The fuel emissions standard is likely to be one of the mechanisms used to ensure that Australia is not being disadvantaged in terms of its access to EVs. What that will effectively mean is that, you know, there will be a higher price put on the existing fleet of ICE vehicles that are sold in the country. I don't think there's any direct impact in terms of our business, but I think, you know, we'll consult with the government as they work their way through it. I think it's gonna be an important policy, but it needs to be developed, I think, in the context of the supply chain challenges that exist. We can't sort of, you know.
It's important not to consider that that's going to be the silver bullet solution, if I think if in terms of alleviating global supply chain challenges. Obviously there are cost of living challenges out there and, you know, how that policy would be introduced over what timeframe, recognizing it's gonna push up the cost of ICE vehicles before there is a significant fleet of lower-priced EVs in the market is all gonna be part of the mix that needs to be considered.
Okay, great. Just also to follow up on your comments on MetroGo, I was hoping you could give a little bit more detail on, you know, whether you're seeing that brand as a positive for foot traffic as an example, whether it changes and yeah, I don't expect you to quantify any change, but whether it changes the economics of your deal with Woolworths when you use their brand. Just talk to the broader experiences of using MetroGo in some of the convenience locations, please.
Yeah, sure. Look, what I would say is the message is very consistent with what we've delivered previously, which is we see some good sales uplifts. It has played a positive role in driving foot traffic. Having said that, there's a capital bill that goes with it, and there's an operating cost that goes with it. You know, the team's made really good progress in refining the capital cost, the labor, and the waste that goes with a model that has more fresh associated with it.
The sales uplift is not at the level yet where we're comfortable that it gives us the right level of return, but we are also comping a pretty choppy period, as we've been talking about. You know, a lot of the stores have only been delivered in the recent half. You know, we need to take the time, with a larger cohort of sites, to look to continue to refine them so that we can get the performance in the right area, to then look at where we take it forward.
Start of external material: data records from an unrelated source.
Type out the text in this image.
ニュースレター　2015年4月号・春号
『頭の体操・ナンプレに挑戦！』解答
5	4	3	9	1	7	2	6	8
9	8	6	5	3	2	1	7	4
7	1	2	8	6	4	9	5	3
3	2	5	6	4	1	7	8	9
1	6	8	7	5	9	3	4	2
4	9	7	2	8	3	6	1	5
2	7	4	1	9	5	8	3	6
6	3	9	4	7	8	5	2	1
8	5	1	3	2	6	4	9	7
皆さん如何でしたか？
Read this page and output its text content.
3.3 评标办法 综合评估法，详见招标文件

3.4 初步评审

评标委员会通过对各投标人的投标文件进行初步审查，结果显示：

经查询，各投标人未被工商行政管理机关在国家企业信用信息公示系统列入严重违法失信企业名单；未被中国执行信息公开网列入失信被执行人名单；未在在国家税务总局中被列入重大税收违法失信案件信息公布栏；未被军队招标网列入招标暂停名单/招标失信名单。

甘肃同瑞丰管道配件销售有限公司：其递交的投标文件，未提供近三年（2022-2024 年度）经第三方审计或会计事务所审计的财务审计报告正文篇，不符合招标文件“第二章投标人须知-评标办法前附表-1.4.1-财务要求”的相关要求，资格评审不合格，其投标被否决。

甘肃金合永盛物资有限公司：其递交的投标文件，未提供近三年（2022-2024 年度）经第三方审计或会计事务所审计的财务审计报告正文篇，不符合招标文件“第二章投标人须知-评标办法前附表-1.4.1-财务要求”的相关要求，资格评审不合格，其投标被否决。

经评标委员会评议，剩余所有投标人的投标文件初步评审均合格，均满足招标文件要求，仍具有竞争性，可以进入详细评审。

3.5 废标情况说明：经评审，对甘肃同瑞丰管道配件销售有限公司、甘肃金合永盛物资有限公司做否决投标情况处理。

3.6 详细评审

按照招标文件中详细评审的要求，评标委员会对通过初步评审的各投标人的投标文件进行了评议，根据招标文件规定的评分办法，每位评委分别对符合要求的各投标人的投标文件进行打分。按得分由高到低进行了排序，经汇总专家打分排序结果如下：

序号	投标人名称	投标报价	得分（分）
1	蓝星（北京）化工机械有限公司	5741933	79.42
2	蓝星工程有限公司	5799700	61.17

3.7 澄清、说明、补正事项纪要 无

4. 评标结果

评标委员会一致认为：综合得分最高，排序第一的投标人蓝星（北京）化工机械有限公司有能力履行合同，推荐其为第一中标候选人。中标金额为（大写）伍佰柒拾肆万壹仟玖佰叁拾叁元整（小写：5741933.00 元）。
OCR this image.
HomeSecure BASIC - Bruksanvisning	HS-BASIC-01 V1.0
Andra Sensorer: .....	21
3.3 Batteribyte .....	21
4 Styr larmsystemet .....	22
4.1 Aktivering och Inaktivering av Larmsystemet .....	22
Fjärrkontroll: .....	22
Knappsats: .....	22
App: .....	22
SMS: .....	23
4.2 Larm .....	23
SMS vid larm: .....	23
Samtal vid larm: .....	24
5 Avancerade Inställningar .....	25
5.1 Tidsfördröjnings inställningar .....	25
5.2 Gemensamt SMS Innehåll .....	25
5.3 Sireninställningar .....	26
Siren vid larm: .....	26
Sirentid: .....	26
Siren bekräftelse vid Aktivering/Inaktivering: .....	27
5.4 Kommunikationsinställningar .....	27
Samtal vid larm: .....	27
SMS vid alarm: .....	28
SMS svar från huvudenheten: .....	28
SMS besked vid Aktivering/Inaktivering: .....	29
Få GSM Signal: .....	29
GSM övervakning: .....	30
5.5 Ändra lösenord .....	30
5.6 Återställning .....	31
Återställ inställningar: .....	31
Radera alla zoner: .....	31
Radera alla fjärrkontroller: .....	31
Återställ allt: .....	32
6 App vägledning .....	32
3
We're not in a hurry to make sure we're investing the next tranche of capital without being quite disciplined about ensuring the returns are in the right space, and that's kind of part of the ongoing dialogue with Woolworths.
Thank you. There are no further questions at this time. I'll now hand back to Mr. Halliday for closing remarks.
Excellent. Well, thanks everyone for joining the half year results call. Obviously, it's a very strong result. I'd like to thank the Ampol team for its delivery. I think it really underlines both the quality and the resilience of Ampol's underlying business, and when we look forward, much as there are ongoing challenges, we're pretty positive about the outlook for the business when we look forward to the next six months and beyond. Look forward to talking to you all again shortly. Thank you.